The National Weather Service issued a red flag warning Wednesday morning. That means that low humidity and high winds could cause a small forest fire to become a large fire quickly, Meteorologist Andy Roche said.
The red flag warning could be extended through Thursday evening, Roche said.
"Any precipitation should be minimal," he said.
Wind gusts could reach 20 mph today, which could drive any flames through woodlands quickly, said Roche said.
Kanawha County Fire Coordinator C.W. Sigman expressed exasperation that the area had high water warnings at the beginning of the week and fire warnings a few days later.
"I took my swift water rescue gear out of my truck and put in my fire gear," Sigman said Wednesday.
He pointed out that streams in the northern portion of the county were overflowing from rain on Monday and that Roane County canceled schools because of the threat of high water.
However, on Wednesday, Sigman was asking the state Division of Forestry for a total ban on any outdoor burning, he said. The state is currently under spring burning restrictions, which runs 7 a.m. to 5 p.m. March 1 to May 31.
The Division of Forestry is exploring whether to recommend the governor institute a total burn ban, Cook said.
The recent precipitation did not affect the red flag warning because of the high wind gusts moving through the area, Roche said.
The high winds dry out fuel for fires, such as the upper level of branches and leaves on the forest floor, he said.
"The dirt may still be damp, but dirt doesn't burn anyway," he said.
This variation in weather, and its effects, are typical for this time of year, Cook said.
The danger of spreading wildfires should decrease on Friday when the wind speed should weaken, Roche said.
Despite the serious weather conditions, there have been few wildfires in the state thus far, Cook said.
A small wildfire was reported in the Leatherwood Road area of Clendenin Tuesday evening, he said.
The fire burned about 10 acres of woodland, he said. Sigman was unsure what caused the fire in the Clendenin area.

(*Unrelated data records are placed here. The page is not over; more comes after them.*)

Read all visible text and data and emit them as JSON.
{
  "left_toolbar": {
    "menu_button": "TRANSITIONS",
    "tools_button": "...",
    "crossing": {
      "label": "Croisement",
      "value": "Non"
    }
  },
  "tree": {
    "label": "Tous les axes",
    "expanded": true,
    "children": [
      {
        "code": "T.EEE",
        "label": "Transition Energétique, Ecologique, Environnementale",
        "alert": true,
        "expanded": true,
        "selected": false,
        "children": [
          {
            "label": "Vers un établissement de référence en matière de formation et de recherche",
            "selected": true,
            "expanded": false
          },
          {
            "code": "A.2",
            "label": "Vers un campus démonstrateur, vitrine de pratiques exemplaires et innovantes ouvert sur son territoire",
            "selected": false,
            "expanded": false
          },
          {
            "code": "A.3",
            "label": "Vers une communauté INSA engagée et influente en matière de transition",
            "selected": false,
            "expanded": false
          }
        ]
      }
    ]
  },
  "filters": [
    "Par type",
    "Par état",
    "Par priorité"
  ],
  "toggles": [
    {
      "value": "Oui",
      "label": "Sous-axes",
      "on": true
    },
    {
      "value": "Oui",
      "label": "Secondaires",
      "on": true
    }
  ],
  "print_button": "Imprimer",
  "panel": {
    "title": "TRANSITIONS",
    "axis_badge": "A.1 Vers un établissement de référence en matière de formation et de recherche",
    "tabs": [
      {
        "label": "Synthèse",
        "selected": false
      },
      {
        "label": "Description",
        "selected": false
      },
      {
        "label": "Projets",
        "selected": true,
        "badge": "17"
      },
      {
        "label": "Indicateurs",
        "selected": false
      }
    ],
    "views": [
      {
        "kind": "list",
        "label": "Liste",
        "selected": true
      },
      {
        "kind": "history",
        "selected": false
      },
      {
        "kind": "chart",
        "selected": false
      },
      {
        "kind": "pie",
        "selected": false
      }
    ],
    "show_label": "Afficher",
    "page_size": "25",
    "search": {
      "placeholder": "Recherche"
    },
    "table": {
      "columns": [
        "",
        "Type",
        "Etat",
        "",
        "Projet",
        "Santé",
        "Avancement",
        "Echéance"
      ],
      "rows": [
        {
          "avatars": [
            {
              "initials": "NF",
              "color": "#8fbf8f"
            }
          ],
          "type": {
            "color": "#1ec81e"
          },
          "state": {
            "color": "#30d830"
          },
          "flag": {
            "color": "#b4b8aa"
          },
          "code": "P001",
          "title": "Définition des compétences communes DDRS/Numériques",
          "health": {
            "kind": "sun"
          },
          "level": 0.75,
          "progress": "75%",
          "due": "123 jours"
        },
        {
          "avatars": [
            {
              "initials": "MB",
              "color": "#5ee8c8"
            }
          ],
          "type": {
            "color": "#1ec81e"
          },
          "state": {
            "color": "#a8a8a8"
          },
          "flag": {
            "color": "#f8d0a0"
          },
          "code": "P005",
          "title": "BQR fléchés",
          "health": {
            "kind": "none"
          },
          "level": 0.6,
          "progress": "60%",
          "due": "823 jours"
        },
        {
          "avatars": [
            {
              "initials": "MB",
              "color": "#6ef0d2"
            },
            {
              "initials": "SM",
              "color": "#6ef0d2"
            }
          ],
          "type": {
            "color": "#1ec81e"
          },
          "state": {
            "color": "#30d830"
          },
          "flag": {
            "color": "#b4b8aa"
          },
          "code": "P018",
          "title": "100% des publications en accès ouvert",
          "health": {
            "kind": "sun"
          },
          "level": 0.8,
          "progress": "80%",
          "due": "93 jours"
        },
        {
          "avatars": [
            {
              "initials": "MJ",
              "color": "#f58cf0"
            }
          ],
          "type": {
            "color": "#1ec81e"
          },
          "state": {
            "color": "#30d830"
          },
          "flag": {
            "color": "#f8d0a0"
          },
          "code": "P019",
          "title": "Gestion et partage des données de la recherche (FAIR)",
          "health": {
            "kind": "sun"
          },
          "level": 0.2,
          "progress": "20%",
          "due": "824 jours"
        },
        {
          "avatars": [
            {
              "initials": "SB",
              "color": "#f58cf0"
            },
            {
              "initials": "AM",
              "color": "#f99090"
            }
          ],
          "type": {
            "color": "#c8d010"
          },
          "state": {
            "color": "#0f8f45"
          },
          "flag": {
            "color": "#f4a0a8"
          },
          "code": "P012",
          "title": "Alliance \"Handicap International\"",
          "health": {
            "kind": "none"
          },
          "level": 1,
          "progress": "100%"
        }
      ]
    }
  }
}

Firefighters from Clendenin and Pinch quickly extinguished the blaze, Sigman said. The fire was just off a road and easily accessible, Cook said.
Cook warned residents who planned to burn brush piles in the near future to exercise extreme caution. Many people tend to burn brush piles of debris collected while cleaning their yards of winter rubbish, he said.
"The biggest problem we have is when people go out and burn their brush piles on really windy days and it gets away from them," he said.
Brush fires should never be left unattended, he said. A safety strip 10 feet around the debris pile should be cleared of all burnable material to help prevent the fire from spreading, he said.